The processing of pyruvate into acetyl-CoA is accomplished through the assistance of the cofactors present in the complex. Thiamine pyrophosphate associates with pyruvate dehydrogenase and assists in the decarboxylation of pyruvate. Lipoic acid is linked to a lysine residue on dihydrolipoyl transacetylase; this prosthetic group accepts the acetyl group passed along by pyruvate dehydrogenase. Coenzyme A is the substrate for dihydrolipoyl transacetylase, and it accepts the acetyl group from lipoic acid. FAD and NAD are required to accept the protons which are the byproducts of the complex. A total of five reactions occur among the three enzymes and the five cofactors.
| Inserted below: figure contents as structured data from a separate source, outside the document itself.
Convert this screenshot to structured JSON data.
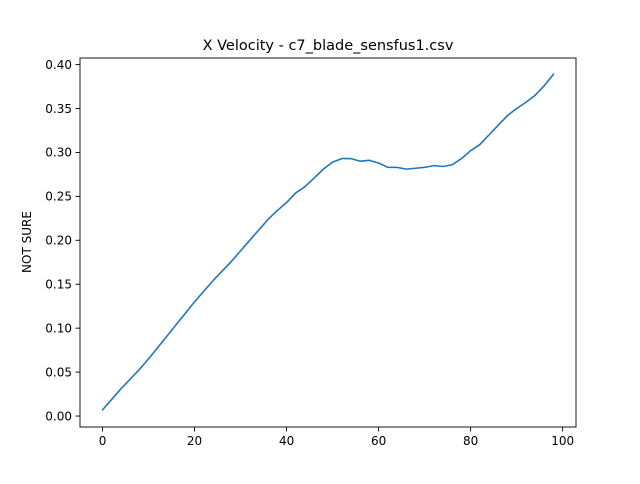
{
  "figure": {
    "title": "X Velocity - c7_blade_sensfus1.csv",
    "ylabel": "NOT SURE"
  },
  "chart_data": {
    "type": "line",
    "title": "X Velocity - c7_blade_sensfus1.csv",
    "xlabel": "",
    "ylabel": "NOT SURE",
    "xlim": [
      -4.9,
      102.9
    ],
    "ylim": [
      -0.0125,
      0.4075
    ],
    "xticks": [
      0,
      20,
      40,
      60,
      80,
      100
    ],
    "xtick_labels": [
      "0",
      "20",
      "40",
      "60",
      "80",
      "100"
    ],
    "yticks": [
      0.0,
      0.05,
      0.1,
      0.15,
      0.2,
      0.25,
      0.3,
      0.35,
      0.4
    ],
    "ytick_labels": [
      "0.00",
      "0.05",
      "0.10",
      "0.15",
      "0.20",
      "0.25",
      "0.30",
      "0.35",
      "0.40"
    ],
    "grid": false,
    "legend": "none",
    "series": [
      {
        "color": "#1f77b4",
        "x": [
          0,
          2,
          4,
          6,
          8,
          10,
          12,
          14,
          16,
          18,
          20,
          22,
          24,
          26,
          28,
          30,
          32,
          34,
          36,
          38,
          40,
          42,
          44,
          46,
          48,
          50,
          52,
          54,
          56,
          58,
          60,
          62,
          64,
          66,
          68,
          70,
          72,
          74,
          76,
          78,
          80,
          82,
          84,
          86,
          88,
          90,
          92,
          94,
          96,
          98
        ],
        "y": [
          0.007,
          0.019,
          0.031,
          0.042,
          0.053,
          0.065,
          0.078,
          0.091,
          0.104,
          0.117,
          0.13,
          0.142,
          0.154,
          0.165,
          0.176,
          0.188,
          0.2,
          0.212,
          0.224,
          0.234,
          0.243,
          0.254,
          0.261,
          0.271,
          0.281,
          0.289,
          0.293,
          0.293,
          0.29,
          0.291,
          0.288,
          0.283,
          0.283,
          0.281,
          0.282,
          0.283,
          0.285,
          0.284,
          0.286,
          0.293,
          0.302,
          0.309,
          0.32,
          0.331,
          0.342,
          0.35,
          0.357,
          0.365,
          0.376,
          0.389
        ]
      }
    ]
  }
}
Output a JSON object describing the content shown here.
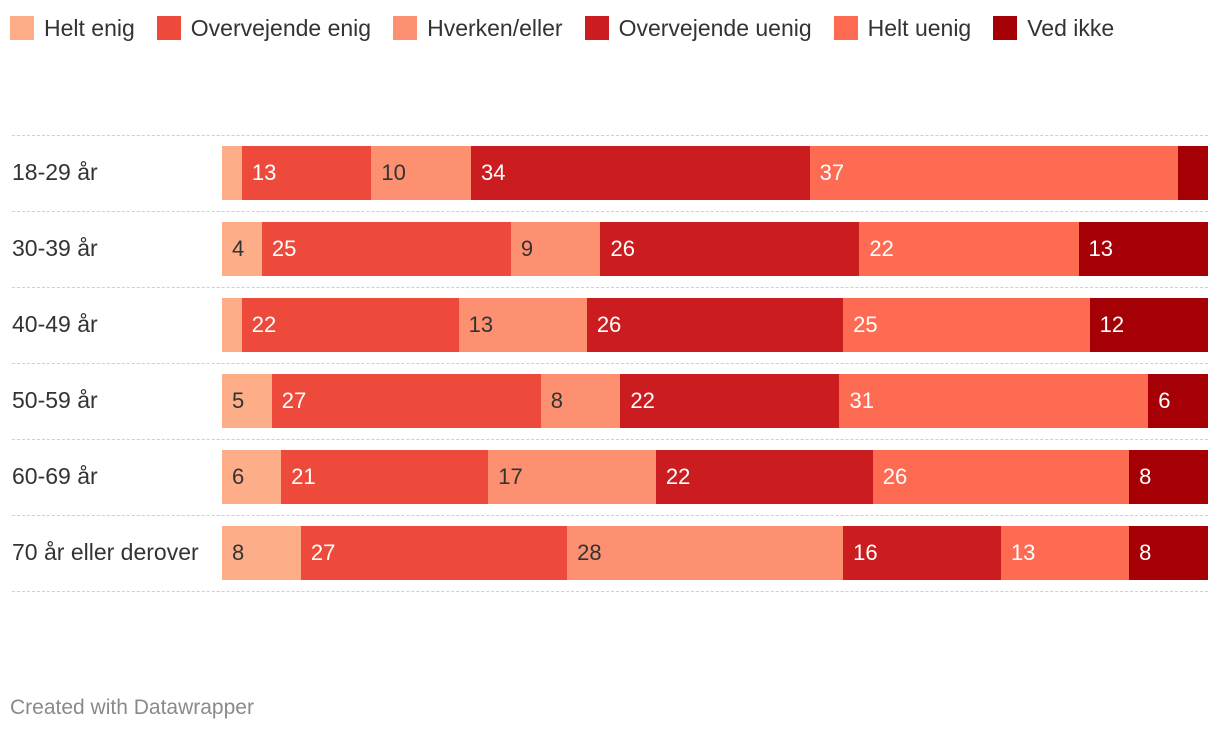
{
  "chart_data": {
    "type": "bar",
    "orientation": "horizontal",
    "stacked": true,
    "categories": [
      "18-29 år",
      "30-39 år",
      "40-49 år",
      "50-59 år",
      "60-69 år",
      "70 år eller derover"
    ],
    "series": [
      {
        "name": "Helt enig",
        "color": "#fdae89",
        "values": [
          2,
          4,
          2,
          5,
          6,
          8
        ],
        "labels": [
          "",
          "4",
          "",
          "5",
          "6",
          "8"
        ]
      },
      {
        "name": "Overvejende enig",
        "color": "#ee4a3c",
        "values": [
          13,
          25,
          22,
          27,
          21,
          27
        ],
        "labels": [
          "13",
          "25",
          "22",
          "27",
          "21",
          "27"
        ]
      },
      {
        "name": "Hverken/eller",
        "color": "#fc9070",
        "values": [
          10,
          9,
          13,
          8,
          17,
          28
        ],
        "labels": [
          "10",
          "9",
          "13",
          "8",
          "17",
          "28"
        ]
      },
      {
        "name": "Overvejende uenig",
        "color": "#cb1d1f",
        "values": [
          34,
          26,
          26,
          22,
          22,
          16
        ],
        "labels": [
          "34",
          "26",
          "26",
          "22",
          "22",
          "16"
        ]
      },
      {
        "name": "Helt uenig",
        "color": "#fe6b53",
        "values": [
          37,
          22,
          25,
          31,
          26,
          13
        ],
        "labels": [
          "37",
          "22",
          "25",
          "31",
          "26",
          "13"
        ]
      },
      {
        "name": "Ved ikke",
        "color": "#a50005",
        "values": [
          3,
          13,
          12,
          6,
          8,
          8
        ],
        "labels": [
          "",
          "13",
          "12",
          "6",
          "8",
          "8"
        ]
      }
    ],
    "legend_position": "top-left",
    "grid": false
  },
  "footer": {
    "credit": "Created with Datawrapper"
  }
}
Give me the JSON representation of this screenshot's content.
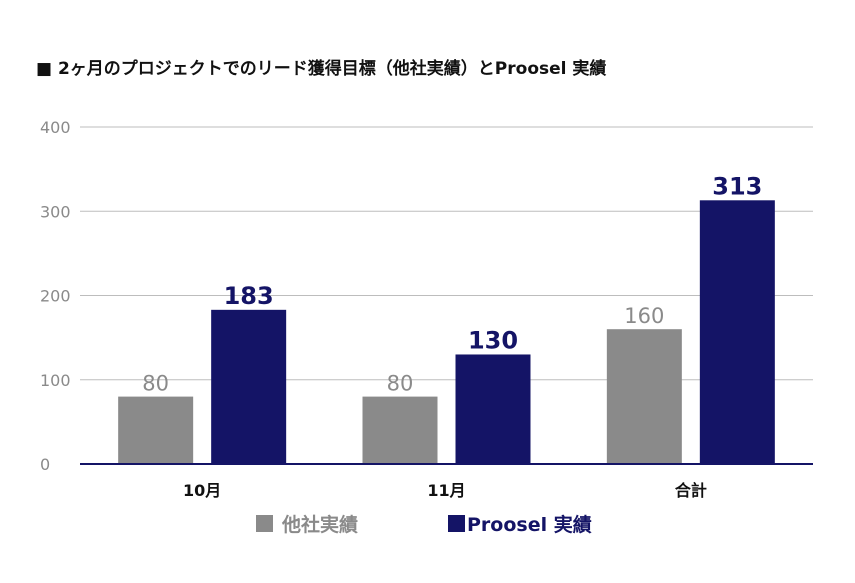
{
  "chart_data": {
    "type": "bar",
    "title": "■ 2ヶ月のプロジェクトでのリード獲得目標（他社実績）とProosel 実績",
    "categories": [
      "10月",
      "11月",
      "合計"
    ],
    "series": [
      {
        "name": "他社実績",
        "values": [
          80,
          80,
          160
        ],
        "color": "#8a8a8a"
      },
      {
        "name": "Proosel 実績",
        "values": [
          183,
          130,
          313
        ],
        "color": "#141466"
      }
    ],
    "ylim": [
      0,
      400
    ],
    "yticks": [
      0,
      100,
      200,
      300,
      400
    ],
    "grid": true,
    "legend": "bottom-center"
  }
}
The pyruvate dehydrogenase complex is controlled in two ways. First, NADH (a product of the citric acid cycle) and acetyl-CoA (the product of pyruvate dehydrogenase) compete for the binding sites of coenzyme A and NAD in the complex. Thus, high levels of these two products inhibit pyruvate dehydrogenase so that acetyl-CoA is not being produced unnecessarily. The second method of control is by phosphorylation, which only occurs in eukaryotic cells. NADH and acetyl-CoA indirectly activate pyruvate dehydrogenase kinase, the phosphorylating agent which deactivates the first enzyme of the complex. Both insulin and calcium ions (a signal for increasing energy need) activate pyruvate dehydrogenase phosphatase, and the loss of phosphorylation reactivates the complex's first enzyme.